Dans les écoles du GM, le personnel travaille aux mêmes horaires que les élèves, alors qu’à l’école gérée par S.E.N.S (Ruth School), les enseignants participent à des ateliers et réunions et préparent le programme individuel et le matériel adapté pour chaque enfant. C’est un travail essentiel, qui se fait en permanence. Comme on dit en anglais, we have to do the extra mile.

Ce n’est pas la première fois qu’un tel atelier est organisé. Sert-il à quelque chose ? 
Non, ce n’est pas la première fois. Des gens d’un certain âge qui ont une expérience de terrain de plusieurs décennies y ont souvent participé mais tous concordent à dire que cela ne donne pas grand-chose de concret. J’ai moi-même participé à des taskforce, des workshops, des high powered committees, des assises, mais c’est une perte de temps car les autorités ne veulent pas entendre raison. Pourquoi ? Cela reste un mystère !

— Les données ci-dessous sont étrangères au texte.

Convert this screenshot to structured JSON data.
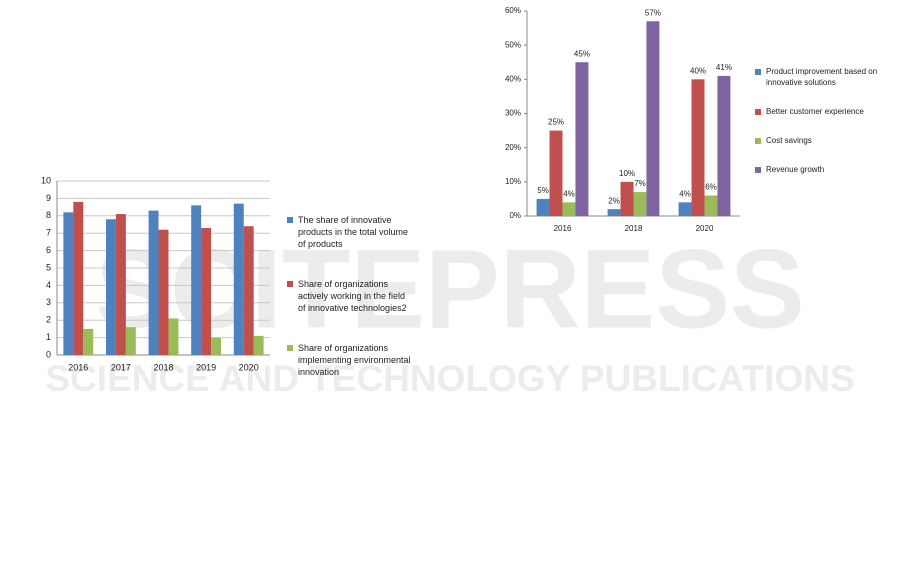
{
  "watermark": {
    "title": "SCITEPRESS",
    "subtitle": "SCIENCE AND TECHNOLOGY PUBLICATIONS"
  },
  "chart_data": [
    {
      "type": "bar",
      "categories": [
        "2016",
        "2017",
        "2018",
        "2019",
        "2020"
      ],
      "series": [
        {
          "name": "The share of innovative products in the total volume of products",
          "color": "#4f81bd",
          "values": [
            8.2,
            7.8,
            8.3,
            8.6,
            8.7
          ]
        },
        {
          "name": "Share of organizations actively working in the field of innovative technologies2",
          "color": "#c0504d",
          "values": [
            8.8,
            8.1,
            7.2,
            7.3,
            7.4
          ]
        },
        {
          "name": "Share of organizations implementing environmental innovation",
          "color": "#9bbb59",
          "values": [
            1.5,
            1.6,
            2.1,
            1.0,
            1.1
          ]
        }
      ],
      "ylim": [
        0,
        10
      ],
      "yticks": [
        0,
        1,
        2,
        3,
        4,
        5,
        6,
        7,
        8,
        9,
        10
      ],
      "grid": true
    },
    {
      "type": "bar",
      "categories": [
        "2016",
        "2018",
        "2020"
      ],
      "series": [
        {
          "name": "Product improvement based on innovative solutions",
          "color": "#4f81bd",
          "values": [
            5,
            2,
            4
          ],
          "value_labels": [
            "5%",
            "2%",
            "4%"
          ]
        },
        {
          "name": "Better customer experience",
          "color": "#c0504d",
          "values": [
            25,
            10,
            40
          ],
          "value_labels": [
            "25%",
            "10%",
            "40%"
          ]
        },
        {
          "name": "Cost savings",
          "color": "#9bbb59",
          "values": [
            4,
            7,
            6
          ],
          "value_labels": [
            "4%",
            "7%",
            "6%"
          ]
        },
        {
          "name": "Revenue growth",
          "color": "#8064a2",
          "values": [
            45,
            57,
            41
          ],
          "value_labels": [
            "45%",
            "57%",
            "41%"
          ]
        }
      ],
      "ylim": [
        0,
        60
      ],
      "yticks": [
        {
          "value": 0,
          "label": "0%"
        },
        {
          "value": 10,
          "label": "10%"
        },
        {
          "value": 20,
          "label": "20%"
        },
        {
          "value": 30,
          "label": "30%"
        },
        {
          "value": 40,
          "label": "40%"
        },
        {
          "value": 50,
          "label": "50%"
        },
        {
          "value": 60,
          "label": "60%"
        }
      ],
      "grid": false
    }
  ]
}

Que souhaitez-vous voir changer ? 
Je voudrais avant tout que tous les enfants bénéficient d’opportunités égales. Je souhaite qu’il n’y ait plus d’injustices flagrantes. Que la somme dépensée pour l’enfant à besoins spéciaux représente au moins cinq fois le montant dépensé pour un enfant sans besoins spéciaux, quel que soit l’établissement fréquenté. Le ratio enseignant/ élève préconisé est de 1:7 alors que dans la classe standard, il est généralement de 1:35. Ce quantum ne prend pas en compte les salaires supplémentaires payables à l’éducateur spécialisé, aux thérapeutes, aux conseillers familiaux, ni le coût des matériaux adaptés. 

Les plus grosses dépenses dans nos établissements concernent les éducateurs et les thérapeutes. Ce sont des professionnels diplômés expérimentés qui ne sont pas payés et traités comme ils le méritent, comme leurs collègues fonctionnaires. 

Tout enfant a le droit de pouvoir accéder à une éducation adaptée à ses besoins. Et l’île Maurice, en 2020, peut se le permettre. L’État dépense des milliards de roupies pour des choses qui ne sont pas essentielles mais il fait des misères à nos enfants à besoins spéciaux ! 

Ces enfants ne sont pas si nombreux. Le GM ne peut plus discriminer contre les enfants à besoins spéciaux. Il s’agit-là du droit à la dignité. La façon dont nous traitons des enfants à besoins spéciaux en dit long sur notre pays.